I feel guilty in leaving, and for the first time in my reporting life, scarred, deeply scarred by what I have seen, some of it too terrible to put on the screen.
And a blog you can wipe your arse with.
While writing this post a few days ago I came across FrontPage Mag, which boasts the utterly inspired subheading "Inside Every Liberal Is A Totalitarian Screaming To Get Out". Time to prepare for some sweeping paranoia...
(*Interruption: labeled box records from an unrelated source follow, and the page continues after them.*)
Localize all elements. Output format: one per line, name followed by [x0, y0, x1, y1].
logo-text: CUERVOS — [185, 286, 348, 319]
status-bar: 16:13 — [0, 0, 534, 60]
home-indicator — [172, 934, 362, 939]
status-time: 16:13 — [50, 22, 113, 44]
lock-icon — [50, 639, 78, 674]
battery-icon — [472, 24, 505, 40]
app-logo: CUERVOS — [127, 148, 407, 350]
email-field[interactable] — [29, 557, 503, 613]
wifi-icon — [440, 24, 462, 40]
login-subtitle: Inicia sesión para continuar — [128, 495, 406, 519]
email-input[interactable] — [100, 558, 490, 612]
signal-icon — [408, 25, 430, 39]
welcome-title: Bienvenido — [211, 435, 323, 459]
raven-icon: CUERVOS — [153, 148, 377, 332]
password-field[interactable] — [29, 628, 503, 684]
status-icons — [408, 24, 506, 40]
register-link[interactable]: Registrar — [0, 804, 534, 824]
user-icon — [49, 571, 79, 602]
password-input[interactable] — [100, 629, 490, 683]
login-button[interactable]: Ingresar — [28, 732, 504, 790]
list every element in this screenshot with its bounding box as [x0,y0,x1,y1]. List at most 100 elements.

The rant that caricatured every Israeli critic as a racist Islamophile Marxist caricature was by Daniel Greenfield, but he is only one of many paranoid columnists for FrontPage. The mag itself is published by the David Horowitz Freedom Center. "Freedom" is a word that always has to be qualified, used as it is by those who appear to endorse their own freedom over that of others. Freedom for the Palestinians, for example, wouldn't quite fit the Horowitz definition. The thrust of FrontPage arguments seem to be about avoiding the subject matter at hand, and taking aim at the left's assumed hypocrisy on the subject. This tactic leads to articles such as The Left isn't pro-Gay – It's Pro-Power and #BringBackOurGirls and the Left's Empty Moral Outrage.
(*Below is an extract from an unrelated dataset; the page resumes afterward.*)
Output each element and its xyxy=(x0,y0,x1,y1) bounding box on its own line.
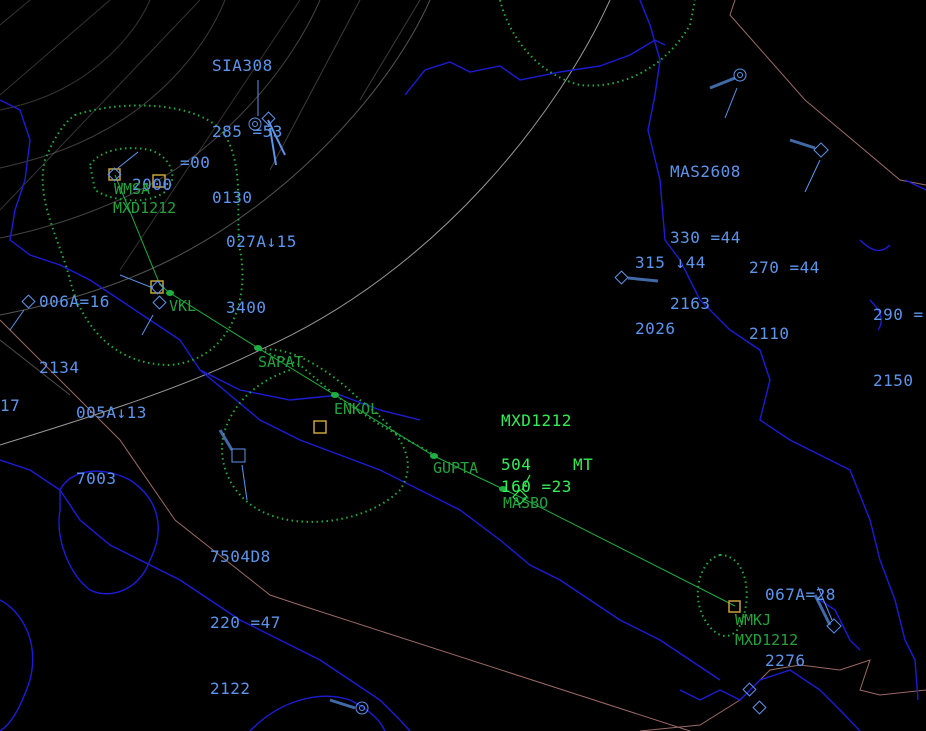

Horowitz, like other disappointed young hippies, like Melanie Phillips and Jon Voight, made the charged leap away from socialist principles to self-interest and fear as they aged. Disastrous legacies of badly executed communism is enough to tar the entire left with the same brush; legacies of capitalism go unexamined, perhaps because these individuals have privately benefited...
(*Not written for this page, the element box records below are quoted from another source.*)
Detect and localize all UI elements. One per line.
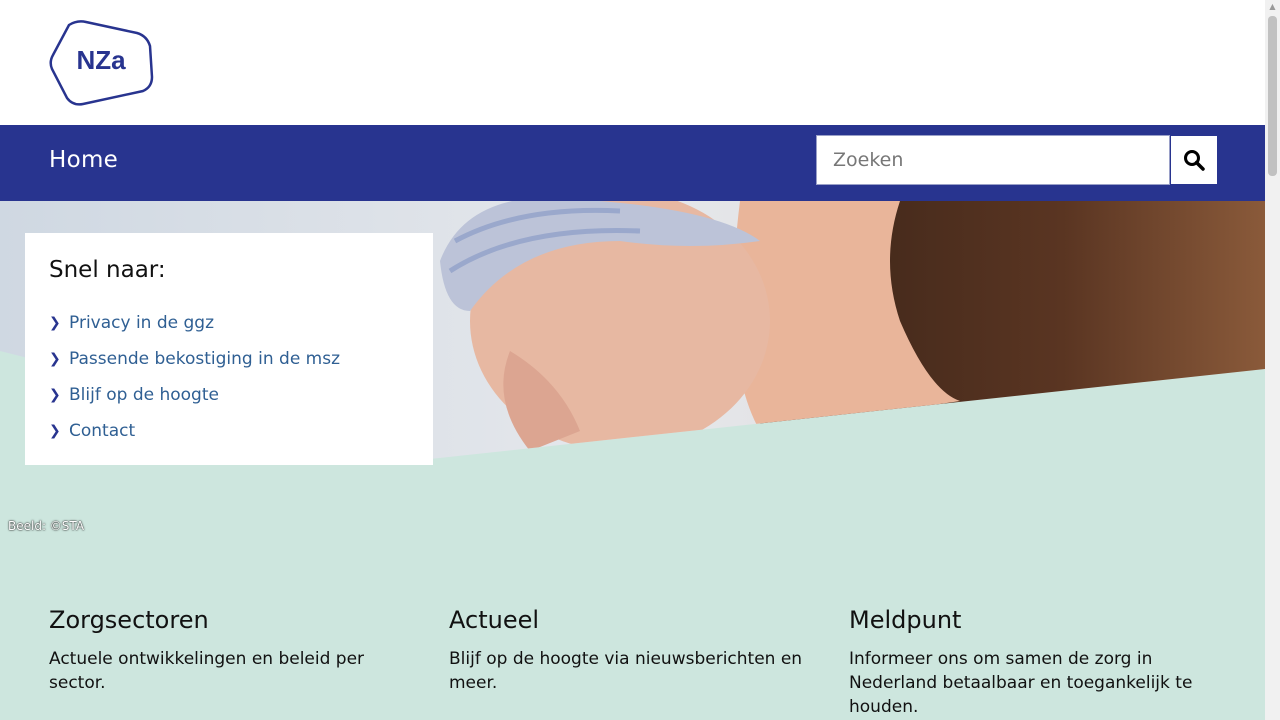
quicklink-privacy-ggz[interactable]: ❯ Privacy in de ggz [49, 305, 409, 341]
column-actueel: Actueel Blijf op de hoogte via nieuwsber… [449, 606, 819, 695]
chevron-right-icon: ❯ [49, 423, 61, 439]
search-button[interactable] [1170, 135, 1218, 185]
column-title[interactable]: Actueel [449, 606, 819, 634]
image-credit: Beeld: ©STA [8, 519, 85, 533]
vertical-scrollbar[interactable]: ▲ [1265, 0, 1280, 720]
logo-text: NZa [76, 45, 126, 75]
search-icon [1184, 150, 1205, 171]
chevron-right-icon: ❯ [49, 387, 61, 403]
nza-logo[interactable]: NZa [49, 19, 154, 106]
column-title[interactable]: Meldpunt [849, 606, 1219, 634]
main-navigation: Home [0, 125, 1265, 201]
quicklink-passende-bekostiging[interactable]: ❯ Passende bekostiging in de msz [49, 341, 409, 377]
column-meldpunt: Meldpunt Informeer ons om samen de zorg … [849, 606, 1219, 719]
column-zorgsectoren: Zorgsectoren Actuele ontwikkelingen en b… [49, 606, 419, 695]
search-input[interactable] [817, 136, 1169, 184]
nav-home-link[interactable]: Home [49, 147, 118, 173]
quicklink-label: Privacy in de ggz [69, 313, 215, 333]
site-header: NZa [0, 0, 1265, 125]
quicklink-label: Passende bekostiging in de msz [69, 349, 341, 369]
quicklink-label: Contact [69, 421, 136, 441]
quicklinks-title: Snel naar: [49, 257, 166, 283]
quicklinks-panel: Snel naar: ❯ Privacy in de ggz ❯ Passend… [25, 233, 433, 465]
chevron-right-icon: ❯ [49, 351, 61, 367]
search-box [816, 135, 1170, 185]
quicklink-contact[interactable]: ❯ Contact [49, 413, 409, 449]
column-text: Blijf op de hoogte via nieuwsberichten e… [449, 649, 803, 693]
hero-section: Snel naar: ❯ Privacy in de ggz ❯ Passend… [0, 201, 1265, 720]
quicklink-blijf-op-de-hoogte[interactable]: ❯ Blijf op de hoogte [49, 377, 409, 413]
column-text: Informeer ons om samen de zorg in Nederl… [849, 649, 1193, 717]
column-text: Actuele ontwikkelingen en beleid per sec… [49, 649, 365, 693]
column-title[interactable]: Zorgsectoren [49, 606, 419, 634]
scroll-thumb[interactable] [1268, 16, 1277, 176]
chevron-right-icon: ❯ [49, 315, 61, 331]
scroll-up-arrow-icon[interactable]: ▲ [1265, 0, 1280, 14]
quicklink-label: Blijf op de hoogte [69, 385, 219, 405]
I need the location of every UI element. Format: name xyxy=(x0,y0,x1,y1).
In a choice article from April 2007, Michael Reagan, son of neoliberal maestro Ronald, laments that the real culprit of thirty-two recent deaths at a school are the laws that prohibited "the students and faculty from exercising their Constitutional right to protect themselves and others by bearing arms on campus." I had to read that twice! Yes – more guns! In schools! To solve the problem of on-campus shooting!